A shaggy-haired young man wearing jeans, a denim shirt, and a short burgundy apron with “Mother Hubbard’s” embroidered on it came from the back. I beckoned to him. He scurried over and asked, “May I help you?” with a smile.

“Yes,” I said, “I want to speak to your manager.”

His expression changed to a cross between despair and anger. “Lady, don’t complain about me,” he whined. “I didn’t know you wanted anything else or I’d have come before.”

“What I want to tell management has nothing to do with you, but since you’re here, please bring my friend a sausage dog.”

“With extra peppers.” Jane added.

“If you want added peppers, you must not be having much nausea,” I commented to Jane as the young man went back through the canvas opening beside her. I totally expected to hear a scream when he saw the body, but he popped right back out.

“The manager is at another food service, but I sent for him, and I’ll get the lady’s order now.”

“Wait!” I confess I almost shouted though I’ve been taught calmness in my profession. “Didn’t you see the corpse in there?”

His turn to scream.

“Come look,” I said and motioned behind where Jane had been seated.

The young man leaned over and peered at the body. He gagged. His eyes rolled up in his head. He keeled over, flat on the dirt floor, right beside the dead man.

Several of his co-workers ran to us. When they saw the body beside him, they stepped away.

“What’s going on?” No mistaking the voice of authority. A tall, handsome man wearing jeans and a white shirt with “Mother Hubbard’s Concessions” on the chest pocket. He looked Indian—not Native American, but East Indian. “I’m Jetendre Patel, J. T. Patel, owner of Mother Hubbard Concessions.”

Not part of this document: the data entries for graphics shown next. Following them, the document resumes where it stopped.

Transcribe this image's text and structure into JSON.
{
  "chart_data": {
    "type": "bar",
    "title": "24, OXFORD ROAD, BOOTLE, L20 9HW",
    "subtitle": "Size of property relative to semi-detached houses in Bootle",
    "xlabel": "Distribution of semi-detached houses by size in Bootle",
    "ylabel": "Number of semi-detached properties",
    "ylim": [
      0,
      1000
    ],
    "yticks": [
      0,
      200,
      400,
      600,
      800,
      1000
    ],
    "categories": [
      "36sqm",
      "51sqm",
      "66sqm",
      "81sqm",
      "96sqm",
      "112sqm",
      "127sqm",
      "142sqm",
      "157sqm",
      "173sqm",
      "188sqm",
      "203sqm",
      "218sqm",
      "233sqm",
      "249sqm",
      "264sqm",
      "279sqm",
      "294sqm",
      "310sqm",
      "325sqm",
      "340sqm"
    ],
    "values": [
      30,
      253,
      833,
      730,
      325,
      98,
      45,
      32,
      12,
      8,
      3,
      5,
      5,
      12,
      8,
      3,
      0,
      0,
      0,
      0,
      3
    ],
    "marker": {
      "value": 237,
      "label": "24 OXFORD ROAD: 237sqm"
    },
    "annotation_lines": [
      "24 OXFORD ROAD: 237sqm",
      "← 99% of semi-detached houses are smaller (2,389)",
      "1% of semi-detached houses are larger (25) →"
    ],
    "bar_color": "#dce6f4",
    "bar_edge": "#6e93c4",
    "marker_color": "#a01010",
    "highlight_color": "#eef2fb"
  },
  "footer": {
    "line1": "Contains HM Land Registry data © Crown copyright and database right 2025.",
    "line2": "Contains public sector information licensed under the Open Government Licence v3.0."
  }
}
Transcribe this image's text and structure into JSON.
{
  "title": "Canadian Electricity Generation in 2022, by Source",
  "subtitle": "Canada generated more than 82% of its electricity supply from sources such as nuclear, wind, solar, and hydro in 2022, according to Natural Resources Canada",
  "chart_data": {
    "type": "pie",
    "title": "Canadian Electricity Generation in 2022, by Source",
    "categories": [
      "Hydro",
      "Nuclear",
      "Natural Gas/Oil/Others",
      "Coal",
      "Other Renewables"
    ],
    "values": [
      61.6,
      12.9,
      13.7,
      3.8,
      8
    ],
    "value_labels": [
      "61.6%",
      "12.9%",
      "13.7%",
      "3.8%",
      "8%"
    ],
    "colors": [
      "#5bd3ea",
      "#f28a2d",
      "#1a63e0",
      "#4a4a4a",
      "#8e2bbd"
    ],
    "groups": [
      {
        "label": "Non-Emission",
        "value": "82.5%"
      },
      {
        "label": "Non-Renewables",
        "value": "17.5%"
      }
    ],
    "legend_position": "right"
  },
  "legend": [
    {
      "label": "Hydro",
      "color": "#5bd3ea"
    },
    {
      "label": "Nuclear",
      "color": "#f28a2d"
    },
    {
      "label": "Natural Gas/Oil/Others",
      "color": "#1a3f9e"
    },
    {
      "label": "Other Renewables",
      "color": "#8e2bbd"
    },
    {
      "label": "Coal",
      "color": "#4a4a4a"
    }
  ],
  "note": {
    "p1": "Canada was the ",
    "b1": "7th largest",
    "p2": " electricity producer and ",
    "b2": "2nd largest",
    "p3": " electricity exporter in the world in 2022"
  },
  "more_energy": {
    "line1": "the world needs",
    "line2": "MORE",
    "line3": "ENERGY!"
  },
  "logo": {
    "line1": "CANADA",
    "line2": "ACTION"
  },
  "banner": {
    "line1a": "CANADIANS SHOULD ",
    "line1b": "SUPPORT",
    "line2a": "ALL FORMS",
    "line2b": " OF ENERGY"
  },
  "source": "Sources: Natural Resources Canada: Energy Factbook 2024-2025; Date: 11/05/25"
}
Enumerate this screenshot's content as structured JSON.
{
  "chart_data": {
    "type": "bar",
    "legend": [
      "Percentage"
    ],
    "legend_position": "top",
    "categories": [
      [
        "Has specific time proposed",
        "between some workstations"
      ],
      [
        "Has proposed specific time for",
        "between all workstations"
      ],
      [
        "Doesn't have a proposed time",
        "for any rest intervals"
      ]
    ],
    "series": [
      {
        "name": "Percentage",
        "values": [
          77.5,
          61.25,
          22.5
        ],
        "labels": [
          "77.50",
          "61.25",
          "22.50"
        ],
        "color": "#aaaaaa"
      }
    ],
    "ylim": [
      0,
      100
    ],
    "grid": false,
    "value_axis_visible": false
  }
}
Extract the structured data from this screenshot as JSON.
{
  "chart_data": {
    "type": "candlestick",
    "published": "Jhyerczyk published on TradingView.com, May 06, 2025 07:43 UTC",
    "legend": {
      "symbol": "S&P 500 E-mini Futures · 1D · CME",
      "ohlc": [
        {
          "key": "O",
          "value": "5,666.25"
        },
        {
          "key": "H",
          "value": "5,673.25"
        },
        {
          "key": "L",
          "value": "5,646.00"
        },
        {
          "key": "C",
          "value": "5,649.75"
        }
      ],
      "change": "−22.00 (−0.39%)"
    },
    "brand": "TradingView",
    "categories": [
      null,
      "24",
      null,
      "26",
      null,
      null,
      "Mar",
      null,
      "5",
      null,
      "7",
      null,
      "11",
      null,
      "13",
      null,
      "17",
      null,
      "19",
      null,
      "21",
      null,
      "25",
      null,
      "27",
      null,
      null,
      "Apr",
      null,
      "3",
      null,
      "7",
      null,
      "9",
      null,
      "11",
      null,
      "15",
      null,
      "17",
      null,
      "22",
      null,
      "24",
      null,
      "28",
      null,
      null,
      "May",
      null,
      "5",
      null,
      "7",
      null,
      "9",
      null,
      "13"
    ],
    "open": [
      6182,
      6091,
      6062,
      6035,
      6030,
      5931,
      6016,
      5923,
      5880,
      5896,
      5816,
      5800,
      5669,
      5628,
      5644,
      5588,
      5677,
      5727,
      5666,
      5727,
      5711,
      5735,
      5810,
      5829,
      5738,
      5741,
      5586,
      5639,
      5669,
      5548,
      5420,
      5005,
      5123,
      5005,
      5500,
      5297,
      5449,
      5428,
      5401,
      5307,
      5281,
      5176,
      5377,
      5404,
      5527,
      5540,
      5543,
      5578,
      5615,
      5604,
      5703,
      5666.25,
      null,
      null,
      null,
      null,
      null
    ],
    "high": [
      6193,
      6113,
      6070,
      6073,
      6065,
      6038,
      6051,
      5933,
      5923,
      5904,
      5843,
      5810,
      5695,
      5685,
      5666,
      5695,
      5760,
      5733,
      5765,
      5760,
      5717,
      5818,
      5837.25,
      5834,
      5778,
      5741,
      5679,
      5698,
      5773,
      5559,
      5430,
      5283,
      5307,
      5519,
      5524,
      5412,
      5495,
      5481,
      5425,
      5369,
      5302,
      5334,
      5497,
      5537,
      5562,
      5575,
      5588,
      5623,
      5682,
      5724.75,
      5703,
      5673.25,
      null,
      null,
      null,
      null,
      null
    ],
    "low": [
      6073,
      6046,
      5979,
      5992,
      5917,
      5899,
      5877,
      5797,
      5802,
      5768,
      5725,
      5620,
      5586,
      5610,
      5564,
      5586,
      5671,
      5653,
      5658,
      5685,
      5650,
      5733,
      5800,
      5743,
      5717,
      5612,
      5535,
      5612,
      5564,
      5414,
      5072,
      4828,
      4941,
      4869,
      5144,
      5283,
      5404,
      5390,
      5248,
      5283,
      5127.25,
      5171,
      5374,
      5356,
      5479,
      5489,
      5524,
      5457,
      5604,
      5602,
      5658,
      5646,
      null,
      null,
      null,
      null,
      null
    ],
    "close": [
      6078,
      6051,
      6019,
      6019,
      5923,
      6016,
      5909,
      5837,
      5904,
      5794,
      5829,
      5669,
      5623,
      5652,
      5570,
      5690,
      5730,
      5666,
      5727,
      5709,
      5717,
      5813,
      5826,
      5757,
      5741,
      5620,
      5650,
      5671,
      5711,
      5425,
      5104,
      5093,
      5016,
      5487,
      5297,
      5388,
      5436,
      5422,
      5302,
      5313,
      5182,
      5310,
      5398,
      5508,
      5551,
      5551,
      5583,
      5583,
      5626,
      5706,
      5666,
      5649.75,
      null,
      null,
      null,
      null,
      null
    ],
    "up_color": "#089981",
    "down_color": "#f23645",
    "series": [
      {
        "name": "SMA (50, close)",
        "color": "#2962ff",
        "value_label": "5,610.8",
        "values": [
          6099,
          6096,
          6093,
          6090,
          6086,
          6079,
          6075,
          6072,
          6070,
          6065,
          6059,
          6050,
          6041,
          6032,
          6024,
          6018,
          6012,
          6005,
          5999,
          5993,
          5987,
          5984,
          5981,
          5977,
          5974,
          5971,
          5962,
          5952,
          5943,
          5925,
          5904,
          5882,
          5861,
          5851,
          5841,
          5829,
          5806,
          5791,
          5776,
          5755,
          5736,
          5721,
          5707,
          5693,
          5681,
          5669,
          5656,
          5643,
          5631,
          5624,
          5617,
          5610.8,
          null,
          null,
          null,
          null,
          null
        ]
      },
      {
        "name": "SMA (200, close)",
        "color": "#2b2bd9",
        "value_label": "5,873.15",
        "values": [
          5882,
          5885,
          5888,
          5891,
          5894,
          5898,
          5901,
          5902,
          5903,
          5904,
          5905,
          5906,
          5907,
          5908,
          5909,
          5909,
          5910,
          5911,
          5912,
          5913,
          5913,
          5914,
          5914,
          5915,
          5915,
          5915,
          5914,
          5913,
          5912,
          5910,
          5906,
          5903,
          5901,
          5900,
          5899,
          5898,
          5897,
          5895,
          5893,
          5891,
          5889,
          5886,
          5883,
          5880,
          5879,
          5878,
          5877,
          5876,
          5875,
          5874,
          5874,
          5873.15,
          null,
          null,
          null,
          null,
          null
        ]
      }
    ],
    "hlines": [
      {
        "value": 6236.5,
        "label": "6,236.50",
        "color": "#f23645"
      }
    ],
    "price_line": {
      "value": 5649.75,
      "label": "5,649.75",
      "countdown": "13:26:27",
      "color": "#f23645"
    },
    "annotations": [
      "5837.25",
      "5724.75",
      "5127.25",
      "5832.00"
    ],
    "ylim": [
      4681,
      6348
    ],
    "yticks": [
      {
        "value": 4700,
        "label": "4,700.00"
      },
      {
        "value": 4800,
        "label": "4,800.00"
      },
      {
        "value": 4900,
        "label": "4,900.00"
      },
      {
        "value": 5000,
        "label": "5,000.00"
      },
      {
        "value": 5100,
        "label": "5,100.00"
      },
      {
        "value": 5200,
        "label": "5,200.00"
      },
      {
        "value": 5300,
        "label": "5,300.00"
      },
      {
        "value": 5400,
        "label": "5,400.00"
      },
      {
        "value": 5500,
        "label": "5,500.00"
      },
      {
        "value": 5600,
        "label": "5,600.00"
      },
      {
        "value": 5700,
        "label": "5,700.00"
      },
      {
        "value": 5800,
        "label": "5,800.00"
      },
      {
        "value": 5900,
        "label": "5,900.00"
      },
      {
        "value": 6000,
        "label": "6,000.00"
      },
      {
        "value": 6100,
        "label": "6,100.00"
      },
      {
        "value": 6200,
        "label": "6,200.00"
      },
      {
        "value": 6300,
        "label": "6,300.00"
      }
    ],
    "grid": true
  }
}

“There’s a body behind this table. I’m surprised your workers didn’t see it inside the prep area.” I couldn’t stop looking at him. He was possibly the best looking man I’d ever seen.

Patel bent over the corpse, felt the carotid artery, and looked up at me. “You’re right. He’s dead. My people wouldn’t have seen him because he’s actually lying in a space we have curtained off in the back for pantry and storage.” He called another server over, motioned toward the shaggy-haired guy on the ground, and instructed, “Get a wet cloth and pat his face and hands.”

Jane gasped.

Patel glanced at her and asked, “What’s wrong with her?”

“She’s upset because she’s terrified by dead people and she can’t see where he is.”

“Tell her to take off those crazy purple sunglasses so she can see.”